In Julia: initialize fields with nothing

1
votes

I have a mutable struct with optional fields like this:

mutable struct MyStruct
    field1::Union{Int, Nothing}
    field2::Union{String, Nothing}
    field3::Union{Int, Nothing}
    field4::Union{String, Nothing}
    # ...
end

I can now write a default constructor which initializes the fields with nothing:

MyStruct() = MyStruct(nothing, nothing, nothing, nothing)

This is not so nice when my struct has many fields. Also, I have to count the fields to get the constructor call with all the 'nothings' correct in this case. Is there a better way to do that?
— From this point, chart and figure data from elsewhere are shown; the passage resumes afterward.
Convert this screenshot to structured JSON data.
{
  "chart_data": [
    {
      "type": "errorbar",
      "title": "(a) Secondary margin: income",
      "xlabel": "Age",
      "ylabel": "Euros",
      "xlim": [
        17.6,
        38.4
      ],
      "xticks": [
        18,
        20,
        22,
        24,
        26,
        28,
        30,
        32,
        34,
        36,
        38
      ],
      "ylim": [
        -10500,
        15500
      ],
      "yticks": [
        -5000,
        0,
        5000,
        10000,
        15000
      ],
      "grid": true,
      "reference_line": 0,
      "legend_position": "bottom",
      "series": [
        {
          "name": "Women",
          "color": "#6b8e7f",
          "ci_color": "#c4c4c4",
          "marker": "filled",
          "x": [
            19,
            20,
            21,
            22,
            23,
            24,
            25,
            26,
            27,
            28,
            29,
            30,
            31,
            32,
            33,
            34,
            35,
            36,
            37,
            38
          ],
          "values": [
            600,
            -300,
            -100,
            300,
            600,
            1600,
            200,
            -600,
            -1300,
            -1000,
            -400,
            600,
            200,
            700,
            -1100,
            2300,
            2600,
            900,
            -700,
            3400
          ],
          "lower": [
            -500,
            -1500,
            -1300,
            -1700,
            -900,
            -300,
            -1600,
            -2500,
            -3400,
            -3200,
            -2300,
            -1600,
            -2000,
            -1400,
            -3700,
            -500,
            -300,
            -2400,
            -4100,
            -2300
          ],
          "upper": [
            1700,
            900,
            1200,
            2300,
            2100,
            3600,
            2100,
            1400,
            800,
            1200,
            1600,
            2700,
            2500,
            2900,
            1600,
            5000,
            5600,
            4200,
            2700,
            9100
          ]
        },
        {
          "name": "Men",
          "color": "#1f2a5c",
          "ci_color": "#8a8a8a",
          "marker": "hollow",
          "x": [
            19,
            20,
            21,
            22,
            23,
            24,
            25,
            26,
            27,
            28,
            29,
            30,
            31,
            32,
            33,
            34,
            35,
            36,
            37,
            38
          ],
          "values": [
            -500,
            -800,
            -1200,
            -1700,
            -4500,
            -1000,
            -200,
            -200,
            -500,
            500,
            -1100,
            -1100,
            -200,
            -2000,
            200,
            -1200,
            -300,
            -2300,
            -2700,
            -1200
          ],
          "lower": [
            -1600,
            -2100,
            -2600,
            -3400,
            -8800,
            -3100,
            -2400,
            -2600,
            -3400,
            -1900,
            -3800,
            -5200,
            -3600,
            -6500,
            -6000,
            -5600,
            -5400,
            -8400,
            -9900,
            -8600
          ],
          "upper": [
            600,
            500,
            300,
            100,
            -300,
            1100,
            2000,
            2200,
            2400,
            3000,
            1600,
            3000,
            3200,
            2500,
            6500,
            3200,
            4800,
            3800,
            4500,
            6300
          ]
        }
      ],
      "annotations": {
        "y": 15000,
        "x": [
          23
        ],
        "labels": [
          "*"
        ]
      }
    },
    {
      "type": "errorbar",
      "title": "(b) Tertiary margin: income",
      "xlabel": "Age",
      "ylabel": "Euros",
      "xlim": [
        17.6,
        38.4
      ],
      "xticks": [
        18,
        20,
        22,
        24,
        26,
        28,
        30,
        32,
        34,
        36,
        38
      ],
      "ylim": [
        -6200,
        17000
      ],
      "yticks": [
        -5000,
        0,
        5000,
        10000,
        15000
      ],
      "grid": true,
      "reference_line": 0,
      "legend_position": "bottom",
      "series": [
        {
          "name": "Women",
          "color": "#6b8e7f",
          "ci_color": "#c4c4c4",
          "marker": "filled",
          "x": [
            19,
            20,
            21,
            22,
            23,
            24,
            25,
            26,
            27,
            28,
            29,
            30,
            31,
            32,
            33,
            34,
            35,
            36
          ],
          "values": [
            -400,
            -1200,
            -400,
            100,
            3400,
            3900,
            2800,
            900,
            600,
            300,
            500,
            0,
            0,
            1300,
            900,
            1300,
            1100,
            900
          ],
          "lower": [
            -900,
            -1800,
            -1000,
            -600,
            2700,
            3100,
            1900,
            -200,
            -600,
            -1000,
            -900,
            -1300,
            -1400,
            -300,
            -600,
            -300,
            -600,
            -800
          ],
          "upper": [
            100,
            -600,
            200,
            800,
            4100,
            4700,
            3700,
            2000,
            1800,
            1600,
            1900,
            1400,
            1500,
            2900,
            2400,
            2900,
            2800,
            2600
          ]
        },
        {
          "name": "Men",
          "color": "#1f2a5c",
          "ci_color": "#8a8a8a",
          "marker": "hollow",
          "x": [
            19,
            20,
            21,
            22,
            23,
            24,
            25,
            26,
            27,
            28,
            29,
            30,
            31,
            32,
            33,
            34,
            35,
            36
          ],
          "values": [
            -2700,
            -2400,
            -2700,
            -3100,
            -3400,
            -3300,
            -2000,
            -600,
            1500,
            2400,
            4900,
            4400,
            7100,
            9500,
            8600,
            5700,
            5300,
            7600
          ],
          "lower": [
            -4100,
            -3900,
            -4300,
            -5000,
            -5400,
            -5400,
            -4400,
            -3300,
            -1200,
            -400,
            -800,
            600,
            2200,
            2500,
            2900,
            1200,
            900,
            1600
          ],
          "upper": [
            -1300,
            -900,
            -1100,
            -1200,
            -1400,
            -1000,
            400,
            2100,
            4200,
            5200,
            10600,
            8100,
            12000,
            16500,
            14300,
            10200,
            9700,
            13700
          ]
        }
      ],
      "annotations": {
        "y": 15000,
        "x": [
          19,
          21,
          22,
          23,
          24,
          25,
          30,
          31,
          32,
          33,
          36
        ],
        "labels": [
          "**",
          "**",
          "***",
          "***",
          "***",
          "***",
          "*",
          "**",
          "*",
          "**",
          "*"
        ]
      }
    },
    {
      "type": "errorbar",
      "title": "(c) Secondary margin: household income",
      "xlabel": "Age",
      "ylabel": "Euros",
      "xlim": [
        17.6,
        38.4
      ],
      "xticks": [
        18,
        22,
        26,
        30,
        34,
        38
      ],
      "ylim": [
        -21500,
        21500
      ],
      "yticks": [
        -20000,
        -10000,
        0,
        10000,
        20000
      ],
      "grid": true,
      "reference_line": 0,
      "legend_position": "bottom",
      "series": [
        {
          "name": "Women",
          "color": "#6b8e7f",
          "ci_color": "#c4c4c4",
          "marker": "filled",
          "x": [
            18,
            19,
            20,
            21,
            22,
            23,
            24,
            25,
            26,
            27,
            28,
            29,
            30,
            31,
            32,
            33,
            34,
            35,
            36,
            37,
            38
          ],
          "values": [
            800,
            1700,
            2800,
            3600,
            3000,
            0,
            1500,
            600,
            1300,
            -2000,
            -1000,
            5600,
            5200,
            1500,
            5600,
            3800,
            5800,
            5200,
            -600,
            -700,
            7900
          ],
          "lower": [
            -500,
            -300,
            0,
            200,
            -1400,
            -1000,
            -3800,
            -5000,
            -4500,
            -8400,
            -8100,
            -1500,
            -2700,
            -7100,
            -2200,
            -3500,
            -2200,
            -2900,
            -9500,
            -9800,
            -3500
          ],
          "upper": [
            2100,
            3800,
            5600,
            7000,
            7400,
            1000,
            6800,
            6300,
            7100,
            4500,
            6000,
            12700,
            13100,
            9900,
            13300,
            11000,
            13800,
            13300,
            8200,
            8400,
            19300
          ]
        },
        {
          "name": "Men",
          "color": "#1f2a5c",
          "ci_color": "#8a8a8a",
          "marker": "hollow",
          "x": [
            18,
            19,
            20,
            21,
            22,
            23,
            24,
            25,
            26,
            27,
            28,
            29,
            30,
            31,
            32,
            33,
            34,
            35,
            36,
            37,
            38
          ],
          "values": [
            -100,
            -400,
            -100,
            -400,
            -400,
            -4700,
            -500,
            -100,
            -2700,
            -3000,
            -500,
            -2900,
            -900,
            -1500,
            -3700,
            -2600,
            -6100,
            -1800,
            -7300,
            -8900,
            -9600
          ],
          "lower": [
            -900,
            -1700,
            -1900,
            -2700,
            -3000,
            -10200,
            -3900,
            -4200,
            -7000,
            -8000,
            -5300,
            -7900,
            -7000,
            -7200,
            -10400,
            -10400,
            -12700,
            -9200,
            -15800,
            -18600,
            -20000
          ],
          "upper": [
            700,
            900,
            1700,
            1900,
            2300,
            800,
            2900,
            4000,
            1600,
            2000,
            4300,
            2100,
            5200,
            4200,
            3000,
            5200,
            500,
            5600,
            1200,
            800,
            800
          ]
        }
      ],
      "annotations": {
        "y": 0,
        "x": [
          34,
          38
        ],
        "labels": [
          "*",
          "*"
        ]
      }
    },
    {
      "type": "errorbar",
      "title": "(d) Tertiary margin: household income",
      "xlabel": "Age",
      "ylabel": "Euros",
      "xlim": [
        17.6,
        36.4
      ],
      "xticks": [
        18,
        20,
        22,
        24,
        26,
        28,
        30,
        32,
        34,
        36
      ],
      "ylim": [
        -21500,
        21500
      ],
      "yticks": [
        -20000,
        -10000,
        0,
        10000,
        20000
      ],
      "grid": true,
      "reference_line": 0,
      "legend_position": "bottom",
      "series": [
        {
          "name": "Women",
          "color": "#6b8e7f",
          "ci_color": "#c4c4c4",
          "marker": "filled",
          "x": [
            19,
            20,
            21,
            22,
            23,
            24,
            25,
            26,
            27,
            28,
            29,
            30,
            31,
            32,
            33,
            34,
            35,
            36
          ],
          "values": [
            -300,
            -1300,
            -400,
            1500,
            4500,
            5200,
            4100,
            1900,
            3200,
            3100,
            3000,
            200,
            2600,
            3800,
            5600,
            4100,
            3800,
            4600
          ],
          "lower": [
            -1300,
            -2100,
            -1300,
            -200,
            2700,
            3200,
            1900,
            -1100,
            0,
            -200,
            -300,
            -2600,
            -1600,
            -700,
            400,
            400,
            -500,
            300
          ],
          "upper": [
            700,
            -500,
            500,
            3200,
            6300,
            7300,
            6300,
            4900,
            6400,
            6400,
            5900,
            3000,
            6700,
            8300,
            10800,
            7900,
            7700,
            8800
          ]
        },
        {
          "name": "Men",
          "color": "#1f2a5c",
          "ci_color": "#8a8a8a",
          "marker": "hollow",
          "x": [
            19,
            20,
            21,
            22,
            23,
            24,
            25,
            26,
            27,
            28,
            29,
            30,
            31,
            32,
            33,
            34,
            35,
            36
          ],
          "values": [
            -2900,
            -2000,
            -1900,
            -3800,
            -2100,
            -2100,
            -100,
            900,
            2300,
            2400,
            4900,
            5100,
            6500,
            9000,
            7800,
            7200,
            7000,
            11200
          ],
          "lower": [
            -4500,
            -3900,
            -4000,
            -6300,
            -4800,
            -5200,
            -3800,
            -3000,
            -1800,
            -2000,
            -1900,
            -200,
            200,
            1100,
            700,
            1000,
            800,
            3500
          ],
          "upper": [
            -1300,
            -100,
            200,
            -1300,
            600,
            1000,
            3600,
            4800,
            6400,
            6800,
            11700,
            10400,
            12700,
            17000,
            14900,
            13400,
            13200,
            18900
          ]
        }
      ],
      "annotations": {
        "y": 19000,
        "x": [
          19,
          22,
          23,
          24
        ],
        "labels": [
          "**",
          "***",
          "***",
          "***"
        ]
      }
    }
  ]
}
Depending on the field content, I want to call different functions later:

if mystruct.field1 == nothing
  do_this()
else
  do_that()
end
1
julia
I'm interested in the use case, but I'd also like to point out that last example is better suited to using parametric functions, ie f(::Nothing) = ...#something ; f(_) = ... #other thingstillearningsomething

1 Answers

3
votes

You can use fieldcount function to achieve that. This function gives you the number of fields of that an instance of given type would have. Here is an example containing a mutable struct and an outer constructor.

julia> mutable struct Foo
           x
           y
           z
       end

julia> Foo() = Foo(ntuple(x->nothing, fieldcount(Foo))...); # you can also fill an array and use `...`

julia> Foo()
Foo(nothing, nothing, nothing)